Au-delà de ces « anecdotes », trop récurrentes pour ne pas être révélatrices d’une faillite morale généralisée de notre institution, il faut ajouter que cette institution et ses tutelles politiques sont, plus systématiquement, responsables de cet état de fait par leur incapacité récurrente à recruter des enseignants respectueux a minima de l’éthique de leur métier, à former a minima les enseignants à respecter cette éthique, et à faire le ménage en son sein en excluant ses membres les plus nocifs.

 

Des violences institutionnelles ordinaires

En dehors de ces violences trop fréquentes, contre lesquelles l’institution réagit si rarement, mais qu’on ne peut certes pas lui reprocher d’organiser, il existe des violences quasi constantes induites par les principes organisationnels de l’institution elle-même, qui mettent donc directement en cause sa responsabilité.
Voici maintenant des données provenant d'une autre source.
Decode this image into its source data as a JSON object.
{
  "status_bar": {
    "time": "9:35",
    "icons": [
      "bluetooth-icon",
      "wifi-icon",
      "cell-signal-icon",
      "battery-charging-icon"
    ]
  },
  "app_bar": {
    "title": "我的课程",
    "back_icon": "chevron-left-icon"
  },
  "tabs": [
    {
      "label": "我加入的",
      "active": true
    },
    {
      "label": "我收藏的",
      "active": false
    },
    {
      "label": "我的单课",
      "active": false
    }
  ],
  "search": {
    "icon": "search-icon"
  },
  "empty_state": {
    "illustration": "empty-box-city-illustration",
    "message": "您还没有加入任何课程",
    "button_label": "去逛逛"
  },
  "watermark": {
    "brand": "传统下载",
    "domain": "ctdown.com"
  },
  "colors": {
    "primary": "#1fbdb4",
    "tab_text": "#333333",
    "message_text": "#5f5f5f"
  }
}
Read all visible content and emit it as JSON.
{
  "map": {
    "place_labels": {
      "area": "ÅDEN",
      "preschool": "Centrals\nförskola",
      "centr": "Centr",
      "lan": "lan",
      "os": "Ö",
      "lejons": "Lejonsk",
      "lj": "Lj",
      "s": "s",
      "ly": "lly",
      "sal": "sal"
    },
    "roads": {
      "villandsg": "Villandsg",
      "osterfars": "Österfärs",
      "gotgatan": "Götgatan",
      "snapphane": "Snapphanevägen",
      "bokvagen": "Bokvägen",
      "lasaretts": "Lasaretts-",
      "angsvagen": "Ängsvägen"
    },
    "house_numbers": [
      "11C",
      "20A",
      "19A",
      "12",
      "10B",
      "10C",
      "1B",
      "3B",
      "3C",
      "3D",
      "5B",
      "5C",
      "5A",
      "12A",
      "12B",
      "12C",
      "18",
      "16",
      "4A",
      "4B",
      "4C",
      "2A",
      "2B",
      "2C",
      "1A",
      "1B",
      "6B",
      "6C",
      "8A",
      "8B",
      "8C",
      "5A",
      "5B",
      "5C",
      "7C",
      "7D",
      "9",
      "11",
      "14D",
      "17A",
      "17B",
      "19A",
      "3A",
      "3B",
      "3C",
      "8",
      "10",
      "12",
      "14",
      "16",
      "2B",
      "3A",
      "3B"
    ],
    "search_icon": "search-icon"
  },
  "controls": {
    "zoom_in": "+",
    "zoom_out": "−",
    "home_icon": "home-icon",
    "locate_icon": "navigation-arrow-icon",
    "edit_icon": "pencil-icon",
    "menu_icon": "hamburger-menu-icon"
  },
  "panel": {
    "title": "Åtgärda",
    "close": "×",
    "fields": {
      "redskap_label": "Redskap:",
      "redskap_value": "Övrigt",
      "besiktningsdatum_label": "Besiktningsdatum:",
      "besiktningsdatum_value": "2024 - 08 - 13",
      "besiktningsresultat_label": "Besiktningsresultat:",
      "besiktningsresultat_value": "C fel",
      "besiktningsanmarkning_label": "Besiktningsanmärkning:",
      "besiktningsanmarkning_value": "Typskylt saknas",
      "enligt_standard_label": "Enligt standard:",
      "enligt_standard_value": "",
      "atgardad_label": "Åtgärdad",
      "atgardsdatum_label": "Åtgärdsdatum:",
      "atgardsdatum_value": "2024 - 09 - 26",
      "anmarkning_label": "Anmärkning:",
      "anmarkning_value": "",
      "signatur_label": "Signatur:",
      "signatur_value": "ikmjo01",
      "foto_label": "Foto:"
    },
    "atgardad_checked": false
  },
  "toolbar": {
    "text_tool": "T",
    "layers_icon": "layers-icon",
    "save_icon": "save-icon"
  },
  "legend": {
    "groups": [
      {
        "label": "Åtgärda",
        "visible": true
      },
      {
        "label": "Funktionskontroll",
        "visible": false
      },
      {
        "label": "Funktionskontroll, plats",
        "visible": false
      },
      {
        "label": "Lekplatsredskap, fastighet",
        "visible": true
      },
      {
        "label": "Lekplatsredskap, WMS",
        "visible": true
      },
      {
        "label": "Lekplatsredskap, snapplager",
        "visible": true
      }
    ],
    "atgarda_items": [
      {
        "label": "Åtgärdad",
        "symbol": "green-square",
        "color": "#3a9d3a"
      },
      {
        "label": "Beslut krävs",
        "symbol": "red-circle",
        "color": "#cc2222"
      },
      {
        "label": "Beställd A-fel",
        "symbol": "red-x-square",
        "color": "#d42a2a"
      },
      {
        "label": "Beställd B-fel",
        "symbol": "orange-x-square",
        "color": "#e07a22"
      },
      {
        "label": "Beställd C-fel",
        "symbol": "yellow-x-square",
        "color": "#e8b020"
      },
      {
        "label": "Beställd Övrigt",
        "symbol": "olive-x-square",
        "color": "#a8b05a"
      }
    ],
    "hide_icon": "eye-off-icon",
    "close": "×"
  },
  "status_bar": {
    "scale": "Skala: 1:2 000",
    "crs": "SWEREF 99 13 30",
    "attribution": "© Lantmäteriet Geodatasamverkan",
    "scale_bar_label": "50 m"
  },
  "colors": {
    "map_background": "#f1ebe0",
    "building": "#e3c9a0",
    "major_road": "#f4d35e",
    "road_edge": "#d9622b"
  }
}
La plus systématique de ces violences est celle qui consiste à placer un enfant en situation d’avoir à apprendre quelque chose qu’il n’est pas en état d’apprendre, pour quelque raison que ce soit. Cette confrontation à une exigence hors d’atteinte est d’une violence psychique d’autant plus destructrice qu’elle est fréquemment répétée indéfiniment pour les mêmes élèves, ceux qui sont d’emblée les plus éloignés des attentes scolaires. Cette violence est de plus quasi systématiquement redoublée par une évaluation qui « objective » l’échec de l’élève, à ses propres yeux comme à ceux de ses « camarades » et de sa famille, et tend presque toujours à se transformer en jugement négatif sur sa propre personne.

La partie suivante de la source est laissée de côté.